À la veille de partir à l'internat, Bagassa se plie une dernière fois aux exigences de sa mère. Aucune de ses soeurs aînées n'a fait d'études. Pourquoi suivre ce soudain élan de modernité auquel le pays est en proie ? Dans la Tunisie rurale des années 60, la place d'une femme est à la maison, sous l'autorité de sa mère toute-puissante. Mais le père a insisté. Ce sortilège ancestral, auquel la fillette se soumet, ce sera le dernier. Demain, elle coupera le fil. Demain, elle sera libre. La première à emprunter le chemin de l'émancipation...

 

Lecture n°7 dans le cadre du Grand Prix des Lecteurs Pocket – Sélection Littérature française.

 

Dans Par le fil je t’ai cousue, Fawzia Zouari prend la plume pour nous raconter son enfance tunisienne. Nous sommes dans les années 60, les traditions sont tenaces et le chemin semble tout tracé pour les filles. Dans cette société patriarcale, la narratrice peine à trouver sa place et souffre de solitude. Elle observe attentivement les membres de sa famille et les gens de son village, porte un regard éclairé sur les mutations qui commencent à transformer son pays et comprend que son salut viendra de son instruction. Elle veut apprendre, ne pas ressembler à ses sœurs aînées et devenir une femme libre. Étonnamment, c’est son père qui sera à l’origine de son émancipation…

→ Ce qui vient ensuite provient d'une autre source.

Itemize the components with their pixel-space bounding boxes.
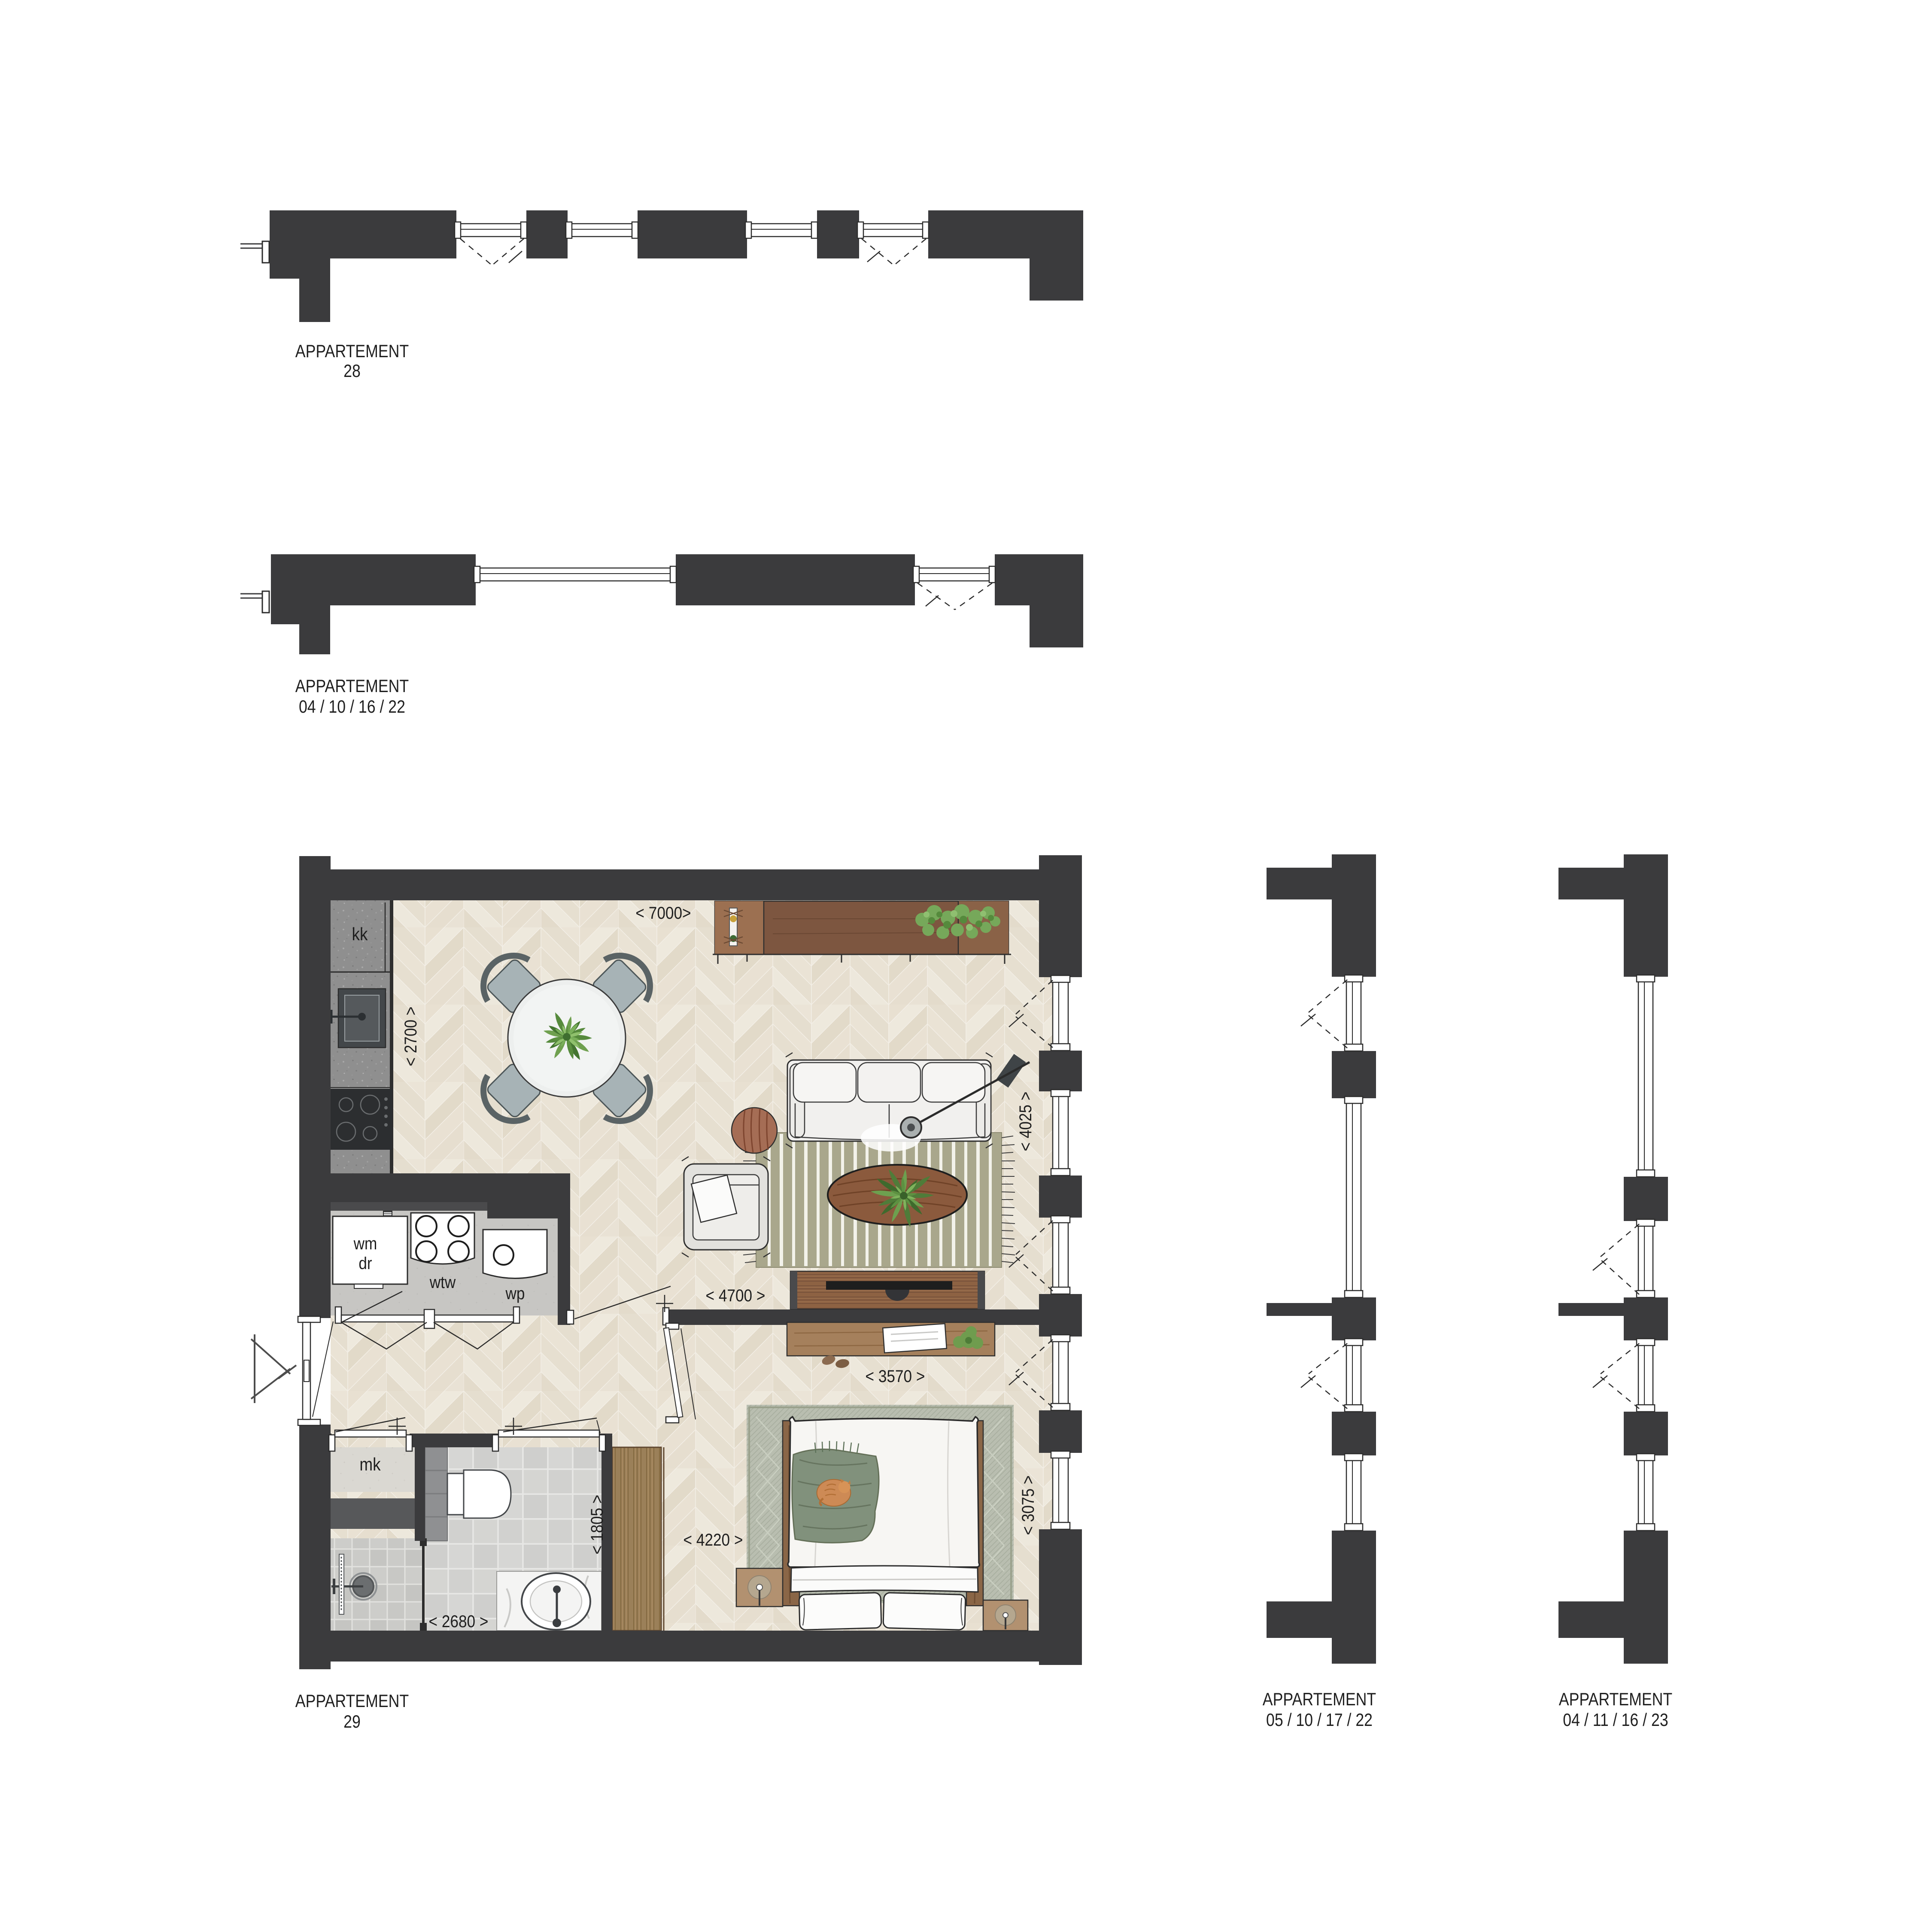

Le récit autobiographique de Fawzia Zouari raconte avant toute chose la constitution d’une identité. Identité multiple, complexe, à la croisée de plusieurs sphères, la famille et la société, la tradition et la modernité, la soumission et l’affranchissement. Les détails sont nombreux, les situations vécues abondantes, ce qui fait que le lecteur est réellement plongé dans une époque, un lieu et un mode de vie dont il découvre peu à peu l’ensemble des rouages. Fawzia Zouari parvient à recréer l’atmosphère de son enfance et à rendre palpables les émotions. C’est une œuvre très riche et à l’écriture contrastée, une écriture qui dit les choses de manière brute et qui est ponctuée en même temps d’élans lyriques. Il manque pourtant quelque chose à ce récit, que j’ai d’ailleurs du mal à expliquer ou à nommer, un souffle peut-être, une limpidité, voire une linéarité, une réserve que j’attribue à quelques longueurs et à l’alternance entre des passages poignants et d’autres plus obscurs et, il faut le dire, moins intéressants.

 

 

L’œuvre en quelques mots…

 

« Je me reprends à penser que nos enfances se détachent de nous comme se détachent les glaciers. L’enfant que nos fûmes s’en va. Mais se retourne souvent. C’est alors que son regard brouille les contours de nos existences, et nous ne savons plus qui, de l’adulte d’aujourd’hui ou de l’enfant d’hier, appartient à la réalité. » (p.19)

 

« Je grandissais seule. Dieu était là, mais Il était affairé ailleurs. Les adultes étaient présents, mais ils s’occupaient des affaires de Dieu. La nature m’entourait, me traversait, m’impressionnait, mais elle ne m’enlevait pas le sentiment d’être sans compagnie. Si bien que je pense parfois l’enfance comme une solitude avant tout. Un territoire de confinement situé au milieu de l’indifférence adulte. » (p.109)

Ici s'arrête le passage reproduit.